BILD hatte freilich zwei Zwecke mit ihrer Serie verfolgt: Erstens den oben beschriebenen, zweitens aber auch, die Bundesregierung als inkompetent und handlungsunfähig vorzuführen (und natürlich, weil sowas beim BILD-Publikum gut ankommt). Das funktionierte allerdings nicht nur, denn immer wenn es populistisch motivierten Murks zu verzapfen gilt, ist die Bundesregierung sehr wohl handlungsfähig. So wurde in erstaunlicher Eile das entsprechende Gesetz per Kabinettsbeschluß geändert und Volkes Stimmung Genüge getan. Der Sozialhilfebezug im Ausland , ursprünglich geschaffen, um sozialhilfebedürftig gewordenen Opfern der Verfolgung unter den Nazis die Rückkehr nach Deutschland zu ersparen, wurde erheblich erschwert und soll demnächst nur noch für Gefängnisinsassen und Krankenhauspatienten, sowie - in begrenztem Maße - für Frauen, die im Ausland um ihr Sorgerecht kämpfen, gewährt werden. Und natürlich den Überlebenden der Nazi-Verfolgung.
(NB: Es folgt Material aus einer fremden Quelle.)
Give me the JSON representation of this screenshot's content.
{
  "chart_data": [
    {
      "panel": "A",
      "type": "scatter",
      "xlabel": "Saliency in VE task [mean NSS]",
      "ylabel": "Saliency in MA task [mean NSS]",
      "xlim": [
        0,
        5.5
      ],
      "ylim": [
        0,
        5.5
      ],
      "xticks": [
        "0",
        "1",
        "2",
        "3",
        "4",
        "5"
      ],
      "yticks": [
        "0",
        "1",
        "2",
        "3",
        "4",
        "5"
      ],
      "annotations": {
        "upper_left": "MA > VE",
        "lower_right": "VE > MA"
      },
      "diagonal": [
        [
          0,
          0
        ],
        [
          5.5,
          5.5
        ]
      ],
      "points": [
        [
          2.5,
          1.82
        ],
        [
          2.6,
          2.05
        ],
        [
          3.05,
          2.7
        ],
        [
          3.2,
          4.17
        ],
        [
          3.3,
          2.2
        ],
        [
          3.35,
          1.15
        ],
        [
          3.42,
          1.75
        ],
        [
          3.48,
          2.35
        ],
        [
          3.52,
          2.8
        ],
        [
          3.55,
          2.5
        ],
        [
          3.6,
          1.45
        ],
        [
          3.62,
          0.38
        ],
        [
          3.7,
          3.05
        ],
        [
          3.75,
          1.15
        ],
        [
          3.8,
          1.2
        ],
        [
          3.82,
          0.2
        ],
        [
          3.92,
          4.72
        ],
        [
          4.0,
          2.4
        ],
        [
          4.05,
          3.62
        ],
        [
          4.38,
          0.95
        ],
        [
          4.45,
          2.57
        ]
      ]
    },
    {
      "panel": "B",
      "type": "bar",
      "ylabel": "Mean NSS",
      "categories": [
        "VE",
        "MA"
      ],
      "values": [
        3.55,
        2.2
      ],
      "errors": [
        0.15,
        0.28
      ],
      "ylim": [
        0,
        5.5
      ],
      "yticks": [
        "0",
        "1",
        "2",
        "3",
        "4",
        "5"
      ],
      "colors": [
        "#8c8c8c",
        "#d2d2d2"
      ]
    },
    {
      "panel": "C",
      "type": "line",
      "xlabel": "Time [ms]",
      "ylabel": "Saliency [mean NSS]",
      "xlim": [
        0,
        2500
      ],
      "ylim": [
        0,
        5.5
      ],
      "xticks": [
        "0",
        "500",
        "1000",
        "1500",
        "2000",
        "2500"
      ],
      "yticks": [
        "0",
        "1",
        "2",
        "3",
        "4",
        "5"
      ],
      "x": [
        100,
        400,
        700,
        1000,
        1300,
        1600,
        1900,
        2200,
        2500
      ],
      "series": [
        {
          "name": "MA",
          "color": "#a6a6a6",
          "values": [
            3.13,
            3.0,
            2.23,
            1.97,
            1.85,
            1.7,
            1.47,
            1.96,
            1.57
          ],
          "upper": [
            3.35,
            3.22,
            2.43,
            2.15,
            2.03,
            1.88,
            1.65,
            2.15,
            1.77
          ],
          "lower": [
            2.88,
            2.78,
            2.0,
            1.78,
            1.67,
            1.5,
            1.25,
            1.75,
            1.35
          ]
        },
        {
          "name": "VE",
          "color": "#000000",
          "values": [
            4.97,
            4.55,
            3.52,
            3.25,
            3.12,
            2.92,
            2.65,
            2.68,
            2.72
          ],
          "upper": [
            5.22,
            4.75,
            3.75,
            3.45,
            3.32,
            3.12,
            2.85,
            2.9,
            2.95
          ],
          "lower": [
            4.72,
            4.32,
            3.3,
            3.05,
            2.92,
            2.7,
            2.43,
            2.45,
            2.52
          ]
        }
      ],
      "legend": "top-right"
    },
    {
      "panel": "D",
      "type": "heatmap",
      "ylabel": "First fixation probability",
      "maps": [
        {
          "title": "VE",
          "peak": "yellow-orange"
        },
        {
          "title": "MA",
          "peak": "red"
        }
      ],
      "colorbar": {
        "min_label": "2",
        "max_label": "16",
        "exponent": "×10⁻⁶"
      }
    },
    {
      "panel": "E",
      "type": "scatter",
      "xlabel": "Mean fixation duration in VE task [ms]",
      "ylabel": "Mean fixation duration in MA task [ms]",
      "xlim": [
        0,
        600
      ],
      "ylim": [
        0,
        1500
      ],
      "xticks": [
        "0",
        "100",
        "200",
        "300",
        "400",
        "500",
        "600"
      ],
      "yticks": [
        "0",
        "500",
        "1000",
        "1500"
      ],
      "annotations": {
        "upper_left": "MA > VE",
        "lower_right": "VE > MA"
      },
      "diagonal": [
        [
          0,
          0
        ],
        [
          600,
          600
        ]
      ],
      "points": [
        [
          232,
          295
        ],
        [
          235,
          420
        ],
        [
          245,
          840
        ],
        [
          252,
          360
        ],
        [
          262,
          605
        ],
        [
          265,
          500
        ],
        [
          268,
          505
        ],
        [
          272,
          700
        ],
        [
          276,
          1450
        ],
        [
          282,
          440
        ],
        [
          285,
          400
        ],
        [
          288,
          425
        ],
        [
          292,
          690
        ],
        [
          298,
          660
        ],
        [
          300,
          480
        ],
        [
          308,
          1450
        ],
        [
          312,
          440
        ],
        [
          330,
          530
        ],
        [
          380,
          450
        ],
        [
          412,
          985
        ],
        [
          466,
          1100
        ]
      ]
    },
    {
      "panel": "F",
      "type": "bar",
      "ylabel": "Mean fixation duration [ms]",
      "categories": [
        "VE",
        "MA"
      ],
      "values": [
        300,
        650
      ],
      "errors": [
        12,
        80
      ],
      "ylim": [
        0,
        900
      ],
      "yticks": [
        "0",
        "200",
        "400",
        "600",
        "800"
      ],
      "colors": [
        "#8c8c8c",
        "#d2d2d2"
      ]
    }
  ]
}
Insgesamt handelt es sich dabei um 959 Menschen (laut 'spiegel' vom 8.09.03), die überhaupt von der Regel betroffen waren. Sie aber erhielten Sozialhilfe, die im Gastland einen angemessenen Lebensunterhalt ermöglichen soll, was häufig weit unter dem deutschen Satz bleibt, wenn auch nicht im Falle "Florida-Rolf".

Jetzt freut sich der kleine Spießer, dessen Empörung in aller Regel nur Ausdruck seiner klammheimlichen Bewunderung für den "Sozialschmarotzer" John ist. Wie irrational das ganze ist, zeigen die Nebenwirkungen: Diejenigen , die aufgrund des neuen Gesetzes "heim ins Reich" geholt werden, bekommen ihren Flug bezahlt und haben in Deutschland gleich wieder Anspruch auf Sozialhilfe. Der wird in der Regel deutlich höher sein als im Ausland - und zahlen werden die kleinen Spießer. Schon jetzt stehen die Öffentlichkeitsarbeiter der Bundesregierung vor dem Problem, wie sie ihre forsche Handlungsweise so vermarkten, daß es den gewünschten Publicity-Effekt hat, ohne daß es zu viele trifft, die dann teurer werden als bisher und außerdem noch die sprichwörtlichen "schlafenden Hunde" weckt, die ihren möglichen Anspruch bisher nicht ausgeschöpft haben. "Florida-Rolf" kann das eh alles egal sein, der kriegt demnächst Rente. Und da er mal gut verdiente, kann er sich wohl bald auch einen direkten Blick aufs Meer leisten.

Hier wiehert der Amtsschimmel - jetzt fehlt nur noch einer, der den Verstand mit Eimern ins Sozialministerium trägt.